Jim Rossi teaches government and US history at Monte Vista. He has centered part of his class’s studies on China around their rampant use of artificial intelligence throughout the country. China has notably increased its use of A.I. heavily in education. Certain headbands are being used in Chinese classrooms to monitor student engagement levels and reports go to teachers as well as parents everyday. Data generated by the classrooms are then reported to the government.
Rossi, however, sees the new A.I. technology as a tool for teachers, not a replacement.
“One thing A.I. can’t do is socialize and that’s important in school,” Rossi said. “It may help students learn a certain trade, but not basic skills for life”
Rossi does have a point. A.I. does not yet have the capability to completely act like a human being.
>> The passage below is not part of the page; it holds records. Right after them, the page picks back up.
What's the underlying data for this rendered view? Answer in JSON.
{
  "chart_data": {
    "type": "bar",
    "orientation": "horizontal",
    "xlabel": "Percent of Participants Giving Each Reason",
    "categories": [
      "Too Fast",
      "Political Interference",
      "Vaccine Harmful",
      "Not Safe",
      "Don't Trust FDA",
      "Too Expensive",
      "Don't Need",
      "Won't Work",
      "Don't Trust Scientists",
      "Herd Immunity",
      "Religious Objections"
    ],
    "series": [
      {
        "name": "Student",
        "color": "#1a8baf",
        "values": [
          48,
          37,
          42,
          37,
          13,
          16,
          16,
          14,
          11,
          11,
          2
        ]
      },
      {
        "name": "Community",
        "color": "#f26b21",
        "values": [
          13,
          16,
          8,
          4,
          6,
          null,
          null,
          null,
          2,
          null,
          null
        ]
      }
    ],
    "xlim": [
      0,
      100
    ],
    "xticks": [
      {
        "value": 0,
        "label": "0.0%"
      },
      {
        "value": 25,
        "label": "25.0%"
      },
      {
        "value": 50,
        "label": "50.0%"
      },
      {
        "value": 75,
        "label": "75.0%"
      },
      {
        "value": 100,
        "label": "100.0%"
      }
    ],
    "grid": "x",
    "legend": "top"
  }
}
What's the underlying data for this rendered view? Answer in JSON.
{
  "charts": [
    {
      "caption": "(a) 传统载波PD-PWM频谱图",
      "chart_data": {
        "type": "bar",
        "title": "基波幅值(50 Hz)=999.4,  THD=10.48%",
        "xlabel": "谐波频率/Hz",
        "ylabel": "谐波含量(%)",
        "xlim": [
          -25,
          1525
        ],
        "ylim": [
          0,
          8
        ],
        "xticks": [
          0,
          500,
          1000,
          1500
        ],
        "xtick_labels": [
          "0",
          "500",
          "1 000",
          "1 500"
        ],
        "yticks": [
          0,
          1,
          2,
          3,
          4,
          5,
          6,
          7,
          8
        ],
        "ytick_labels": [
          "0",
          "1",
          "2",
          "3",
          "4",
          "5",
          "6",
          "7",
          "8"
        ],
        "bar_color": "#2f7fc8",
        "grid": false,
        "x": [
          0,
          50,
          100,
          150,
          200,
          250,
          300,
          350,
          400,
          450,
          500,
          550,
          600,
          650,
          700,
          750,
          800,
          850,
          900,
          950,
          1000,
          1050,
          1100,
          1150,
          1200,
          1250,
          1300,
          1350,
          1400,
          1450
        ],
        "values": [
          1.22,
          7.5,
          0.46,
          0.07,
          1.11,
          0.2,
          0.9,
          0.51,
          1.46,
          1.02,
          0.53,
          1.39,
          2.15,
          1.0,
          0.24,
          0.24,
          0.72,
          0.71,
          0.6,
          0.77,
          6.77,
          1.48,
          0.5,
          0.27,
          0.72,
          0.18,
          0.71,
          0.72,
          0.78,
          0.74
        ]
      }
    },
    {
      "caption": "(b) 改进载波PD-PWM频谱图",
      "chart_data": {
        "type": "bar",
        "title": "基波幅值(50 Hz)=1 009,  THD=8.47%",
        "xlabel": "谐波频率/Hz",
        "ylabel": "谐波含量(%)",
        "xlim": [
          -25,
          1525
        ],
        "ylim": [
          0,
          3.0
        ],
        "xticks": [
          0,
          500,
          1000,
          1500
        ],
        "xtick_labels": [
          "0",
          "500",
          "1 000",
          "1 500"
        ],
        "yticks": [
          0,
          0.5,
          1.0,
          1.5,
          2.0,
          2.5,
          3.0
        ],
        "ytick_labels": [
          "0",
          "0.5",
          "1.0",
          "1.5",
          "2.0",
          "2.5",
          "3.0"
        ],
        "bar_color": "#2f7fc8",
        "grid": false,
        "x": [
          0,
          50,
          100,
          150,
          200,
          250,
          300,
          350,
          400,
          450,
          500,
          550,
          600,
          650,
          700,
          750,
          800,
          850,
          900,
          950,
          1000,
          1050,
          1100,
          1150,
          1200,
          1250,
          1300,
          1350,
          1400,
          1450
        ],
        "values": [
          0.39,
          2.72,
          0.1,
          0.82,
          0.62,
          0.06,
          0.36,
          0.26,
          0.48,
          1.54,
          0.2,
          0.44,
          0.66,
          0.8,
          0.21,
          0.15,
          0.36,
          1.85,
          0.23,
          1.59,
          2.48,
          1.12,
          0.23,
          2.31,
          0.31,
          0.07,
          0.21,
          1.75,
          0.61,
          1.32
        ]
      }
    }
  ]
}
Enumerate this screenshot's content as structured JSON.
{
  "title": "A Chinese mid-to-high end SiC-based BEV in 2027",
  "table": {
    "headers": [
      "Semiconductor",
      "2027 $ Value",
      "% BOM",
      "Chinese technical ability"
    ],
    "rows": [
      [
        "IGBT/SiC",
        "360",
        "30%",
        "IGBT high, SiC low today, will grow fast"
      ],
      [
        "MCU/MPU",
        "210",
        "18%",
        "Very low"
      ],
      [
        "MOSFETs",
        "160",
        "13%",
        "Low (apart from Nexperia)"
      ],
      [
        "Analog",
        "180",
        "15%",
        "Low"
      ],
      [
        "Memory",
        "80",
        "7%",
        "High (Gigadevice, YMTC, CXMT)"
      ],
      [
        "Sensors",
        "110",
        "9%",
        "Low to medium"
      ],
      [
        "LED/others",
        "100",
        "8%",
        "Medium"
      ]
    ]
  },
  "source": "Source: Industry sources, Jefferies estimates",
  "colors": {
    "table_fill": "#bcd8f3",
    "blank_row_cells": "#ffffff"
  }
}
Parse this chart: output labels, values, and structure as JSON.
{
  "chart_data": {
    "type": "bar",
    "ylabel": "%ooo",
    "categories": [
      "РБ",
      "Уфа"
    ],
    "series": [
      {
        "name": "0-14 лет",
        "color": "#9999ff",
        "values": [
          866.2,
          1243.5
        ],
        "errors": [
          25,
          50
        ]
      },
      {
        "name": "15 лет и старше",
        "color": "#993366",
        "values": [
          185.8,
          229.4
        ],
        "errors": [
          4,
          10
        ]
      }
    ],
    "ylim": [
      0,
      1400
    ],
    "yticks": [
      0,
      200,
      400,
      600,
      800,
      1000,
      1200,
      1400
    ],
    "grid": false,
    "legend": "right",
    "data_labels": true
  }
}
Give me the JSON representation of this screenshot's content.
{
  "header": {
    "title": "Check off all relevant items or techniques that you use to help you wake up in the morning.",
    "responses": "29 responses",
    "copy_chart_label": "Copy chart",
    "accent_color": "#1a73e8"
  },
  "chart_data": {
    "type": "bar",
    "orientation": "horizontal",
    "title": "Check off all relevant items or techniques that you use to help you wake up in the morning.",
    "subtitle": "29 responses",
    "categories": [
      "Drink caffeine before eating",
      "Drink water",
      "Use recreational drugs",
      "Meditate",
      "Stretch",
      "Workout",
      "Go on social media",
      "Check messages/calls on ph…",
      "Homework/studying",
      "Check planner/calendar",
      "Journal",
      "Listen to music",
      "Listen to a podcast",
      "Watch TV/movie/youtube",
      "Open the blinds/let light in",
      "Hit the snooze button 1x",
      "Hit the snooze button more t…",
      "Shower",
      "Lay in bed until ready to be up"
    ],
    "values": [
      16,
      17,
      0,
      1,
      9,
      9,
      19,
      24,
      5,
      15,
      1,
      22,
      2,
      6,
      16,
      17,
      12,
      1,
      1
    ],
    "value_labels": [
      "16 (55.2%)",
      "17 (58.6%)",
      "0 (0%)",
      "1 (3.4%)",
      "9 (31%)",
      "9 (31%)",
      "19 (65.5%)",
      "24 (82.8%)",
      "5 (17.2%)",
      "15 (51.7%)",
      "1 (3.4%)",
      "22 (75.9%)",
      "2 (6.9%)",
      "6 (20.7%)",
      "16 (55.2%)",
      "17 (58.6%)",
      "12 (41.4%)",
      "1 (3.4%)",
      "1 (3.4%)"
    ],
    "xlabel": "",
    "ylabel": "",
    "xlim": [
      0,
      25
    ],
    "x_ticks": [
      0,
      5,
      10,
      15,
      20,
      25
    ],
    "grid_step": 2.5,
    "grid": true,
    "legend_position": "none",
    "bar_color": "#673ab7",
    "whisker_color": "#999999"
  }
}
Although it has noticeably improved with Amazon’s Alexa and Google Home over the past few years, it is still obvious that these are machines and programs. Human interaction is something that A.I. will have a very difficult time replicating.
A.I. can be used in classrooms across the world to help students learn, but for many it should be an aid to teachers, not a substitute. According to the Artificial Intelligence Market in the US Education Sector, the use of A.I. in US education is projected to increase by nearly 50-percent in the next two-to-three years. The idea, as well as the entire industry, is a relatively new one, and the repercussions are somewhat unclear. However, what does seem to be clear is the fact that A.I. is cementing itself in our lives of consumers and businesses around the world, and possibly educators soon.